Greedy matroid base packings with applications to dynamic graph density and orientations

TL;DR

This paper investigates greedy base packings in matroids, characterizes their limits, improves bounds on tree packings, and applies these insights to dynamic graph density and orientations, offering new algorithms and theoretical results.

Contribution

It provides new characterizations of greedy matroid base packings, improves bounds on tree packings, and develops a novel approach for dynamic graph density and orientations.

Findings

Improved bound on tree packing crossing min-cuts to O(λ^5 log m)

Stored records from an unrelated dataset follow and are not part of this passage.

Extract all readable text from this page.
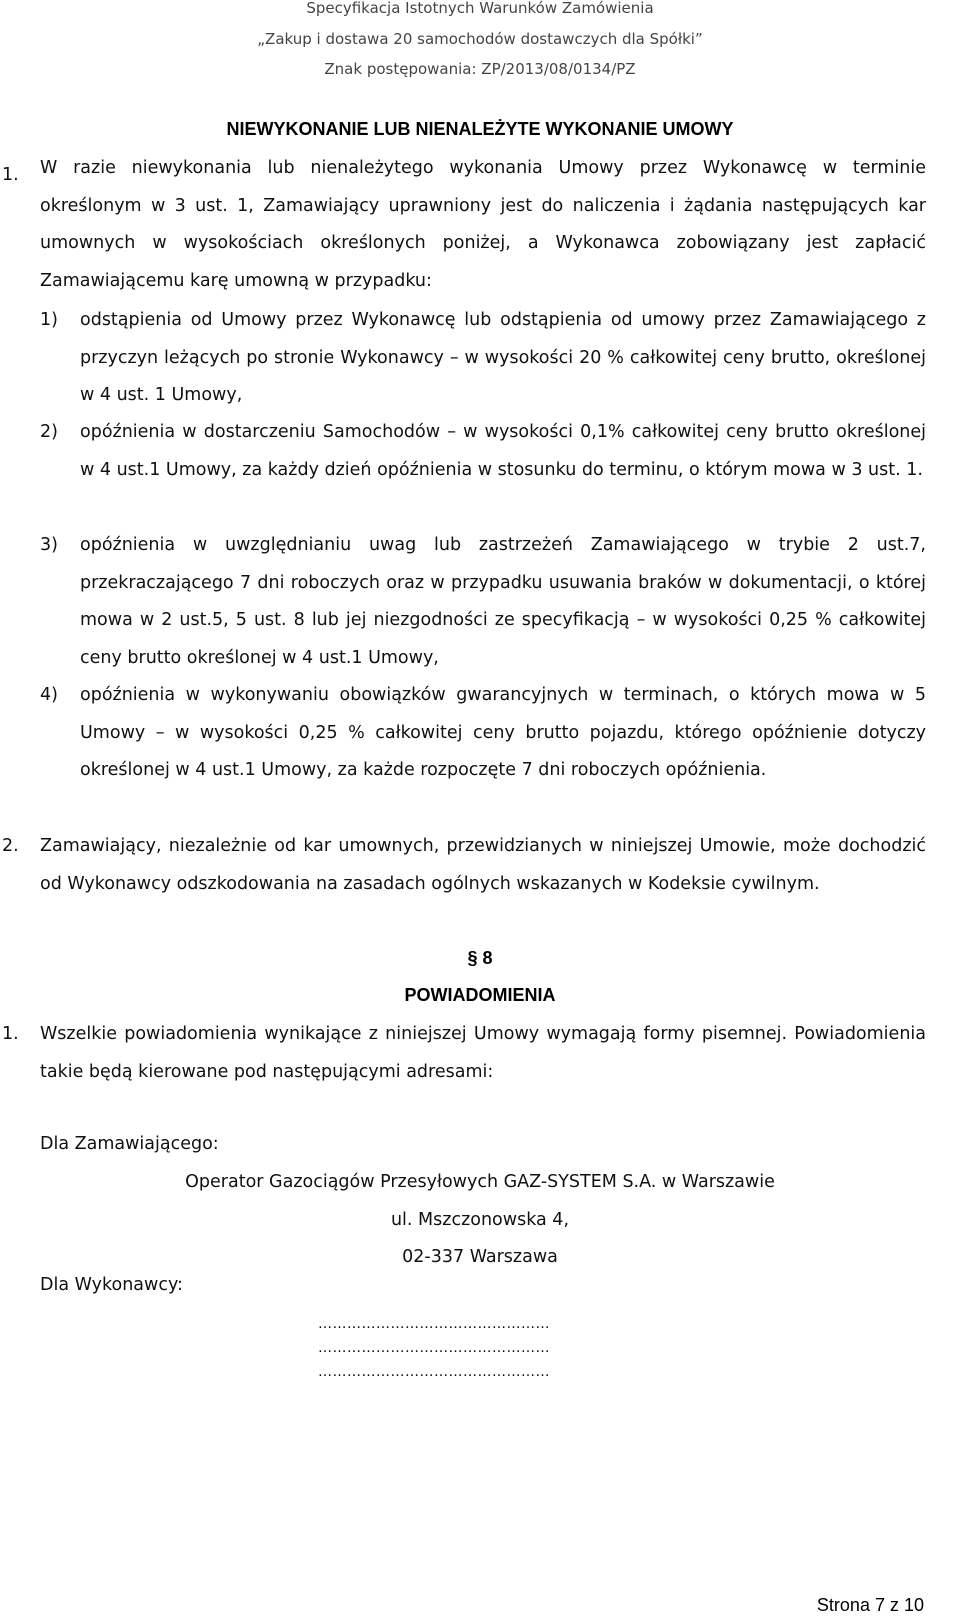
Specyfikacja Istotnych Warunków Zamówienia
„Zakup i dostawa 20 samochodów dostawczych dla Spółki”
Znak postępowania: ZP/2013/08/0134/PZ
NIEWYKONANIE LUB NIENALEŻYTE WYKONANIE UMOWY
1. W razie niewykonania lub nienależytego wykonania Umowy przez Wykonawcę w terminie określonym w 3 ust. 1, Zamawiający uprawniony jest do naliczenia i żądania następujących kar umownych w wysokościach określonych poniżej, a Wykonawca zobowiązany jest zapłacić Zamawiającemu karę umowną w przypadku:

1) odstąpienia od Umowy przez Wykonawcę lub odstąpienia od umowy przez Zamawiającego z przyczyn leżących po stronie Wykonawcy – w wysokości 20 % całkowitej ceny brutto, określonej w 4 ust. 1 Umowy,

2) opóźnienia w dostarczeniu Samochodów – w wysokości 0,1% całkowitej ceny brutto określonej w 4 ust.1 Umowy, za każdy dzień opóźnienia w stosunku do terminu, o którym mowa w 3 ust. 1.

3) opóźnienia w uwzględnianiu uwag lub zastrzeżeń Zamawiającego w trybie 2 ust.7, przekraczającego 7 dni roboczych oraz w przypadku usuwania braków w dokumentacji, o której mowa w 2 ust.5, 5 ust. 8 lub jej niezgodności ze specyfikacją – w wysokości 0,25 % całkowitej ceny brutto określonej w 4 ust.1 Umowy,

4) opóźnienia w wykonywaniu obowiązków gwarancyjnych w terminach, o których mowa w 5 Umowy – w wysokości 0,25 % całkowitej ceny brutto pojazdu, którego opóźnienie dotyczy określonej w 4 ust.1 Umowy, za każde rozpoczęte 7 dni roboczych opóźnienia.

2. Zamawiający, niezależnie od kar umownych, przewidzianych w niniejszej Umowie, może dochodzić od Wykonawcy odszkodowania na zasadach ogólnych wskazanych w Kodeksie cywilnym.

§ 8
POWIADOMIENIA
1. Wszelkie powiadomienia wynikające z niniejszej Umowy wymagają formy pisemnej. Powiadomienia takie będą kierowane pod następującymi adresami:

Dla Zamawiającego:
Operator Gazociągów Przesyłowych GAZ-SYSTEM S.A. w Warszawie
ul. Mszczonowska 4,
02-337 Warszawa
Dla Wykonawcy:
…………………………………………
…………………………………………
…………………………………………
Strona 7 z 10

Strengthened lower bound on edge load convergence rate

Developed a simple algorithm for maintaining approximate graph density

Abstract

Greedy minimum weight spanning tree packings have proven to be useful in connectivity-related problems. We study the process of greedy minimum weight base packings in general matroids and explore its applications. For general matroids, we observe two characterizations of the limit of the base packings (``the vector of ideal loads''). Specialized to graphic matroids, it implies the characterizations from [Cen, Fleischmann, Li, Li, Panigrahi, FOCS'25], namely, their entropy-minimization theorem and their bottom-up cut hierarchy. We give combinatorial results on the greedy tree packings. We show that a tree packing of $O(\lambda^5\log m)$ trees contains a tree crossing some min-cut once, which improves the bound $O(\lambda^7\log^3m)$ from [Thorup, Combinatorica'07]. We also strengthen the lower bound on the edge load convergence rate from [de Vos, Christiansen, SODA'25], showing that Thorup's upper bound is tight up to a logarithmic factor. When specialized to bicircular matroids, our results yield an algorithm for the approximate fully-dynamic densest subgraph density $\rho$. We maintain a $(1+\varepsilon)$-approximation of the density with a worst-case update time $O((\rho_{\max}\varepsilon^{-2}+\varepsilon^{-4})\rho_{\max}\log^3 m)$, where $\rho_{\max}$ is a fixed known upper bound on $\rho$. This complexity is worse than the state-of-the-art dynamic approximate density. However, our algorithm offers a new approach to the problem, which could be appealing due to its simplicity. We also can maintain an implicit fractional out-orientation with a guarantee that all out-degrees are at most $(1+\varepsilon)\rho$. Our algorithms above work by greedily packing pseudoforests, and require maintenance of a minimum-weight pseudoforest in a dynamically changing graph. We show that this problem can be solved in $O(\log n)$ worst-case time per edge insertion or deletion.